- Nickname: Jimmy
- Born: 30 October 1922 Chesterfield
- Died: 20 January 2008 (aged 85)
- Allegiance: United Kingdom
- Branch: Royal Air Force
- Rank: Air-Vice Marshal
- Conflicts: World War II
- Awards: Companion of the Order of the Bath; Order of the British Empire;

= Harry Gill (RAF officer) =

Air Vice-Marshal Harry Gill CB OBE (30 October 1922 – 20 January 2008) also known Jimmy, was a British World War II fighter pilot who later rose as air vice-marshal and became the Director-General of Engineering and Supply Policy at the Ministry of Defence in 1976. He also received the King's Silver Medal at Bisley in 1951.

==Early life==
Gill was born on 30 October 1922 in Chesterfield, England. He moved to Newark-on-Trent as a child and was educated at Newark Technical College.

==Career==
Gill trained as a pilot in the United States, he flew Hurricanes (with 279 Sqn) during the war and Mosquito FB.VIs (with 4 Sqn) in the immediate post-war period.

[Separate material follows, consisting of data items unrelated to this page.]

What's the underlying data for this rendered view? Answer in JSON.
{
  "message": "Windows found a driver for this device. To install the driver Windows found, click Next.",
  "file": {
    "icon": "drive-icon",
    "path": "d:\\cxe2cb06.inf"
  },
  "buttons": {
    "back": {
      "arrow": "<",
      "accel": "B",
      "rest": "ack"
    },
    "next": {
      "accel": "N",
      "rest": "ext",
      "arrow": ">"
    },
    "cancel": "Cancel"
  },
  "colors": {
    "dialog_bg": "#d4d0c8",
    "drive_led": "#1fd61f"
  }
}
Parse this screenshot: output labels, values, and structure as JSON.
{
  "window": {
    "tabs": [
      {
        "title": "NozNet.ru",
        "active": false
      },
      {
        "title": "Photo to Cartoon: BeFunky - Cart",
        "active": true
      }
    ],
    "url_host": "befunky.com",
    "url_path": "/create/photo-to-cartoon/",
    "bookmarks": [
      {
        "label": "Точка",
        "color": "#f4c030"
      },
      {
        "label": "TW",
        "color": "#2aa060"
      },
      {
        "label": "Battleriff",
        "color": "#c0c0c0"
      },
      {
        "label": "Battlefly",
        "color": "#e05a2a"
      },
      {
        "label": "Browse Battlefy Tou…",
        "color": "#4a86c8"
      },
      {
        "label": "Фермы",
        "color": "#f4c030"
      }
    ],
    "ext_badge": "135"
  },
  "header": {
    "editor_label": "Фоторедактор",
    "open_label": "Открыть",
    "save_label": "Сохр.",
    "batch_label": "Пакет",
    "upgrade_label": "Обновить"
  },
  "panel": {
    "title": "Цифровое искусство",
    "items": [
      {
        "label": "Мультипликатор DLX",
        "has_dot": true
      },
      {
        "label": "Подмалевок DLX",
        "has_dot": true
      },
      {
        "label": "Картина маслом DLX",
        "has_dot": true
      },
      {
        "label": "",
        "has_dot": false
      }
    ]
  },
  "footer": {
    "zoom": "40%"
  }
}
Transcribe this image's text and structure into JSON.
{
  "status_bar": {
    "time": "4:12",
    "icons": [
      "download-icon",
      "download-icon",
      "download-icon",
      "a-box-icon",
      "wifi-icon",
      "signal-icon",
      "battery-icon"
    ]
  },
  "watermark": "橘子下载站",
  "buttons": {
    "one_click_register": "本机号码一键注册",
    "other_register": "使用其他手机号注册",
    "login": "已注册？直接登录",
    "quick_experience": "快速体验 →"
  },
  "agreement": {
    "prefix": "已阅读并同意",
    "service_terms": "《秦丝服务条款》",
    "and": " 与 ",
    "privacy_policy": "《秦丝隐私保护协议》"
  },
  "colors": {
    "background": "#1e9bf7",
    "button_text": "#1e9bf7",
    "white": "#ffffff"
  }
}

He was appointed OBE for his service in Aden during its evacuation in 1967. In 1979, he retired from the RAF. He had been appointed a companion of the Order of the Bath the previous year.

==Later life==
After his retirement, he remained closely associated with the Royal Air Force, serving for many years as president of the Newark Branch of the Royal Air Forces Association and he was also closely linked to the Air Training Corps (ATC), of which he was a member in his youth (with 47F Sqn at Grantham, when still an Air Defence Cadet Corps Squadron - forerunner of the ATC).

He died on 20 January 2008.

His Mosquito, TA 122, is being restored and will be displayed at the de Havilland Museum at London Colney.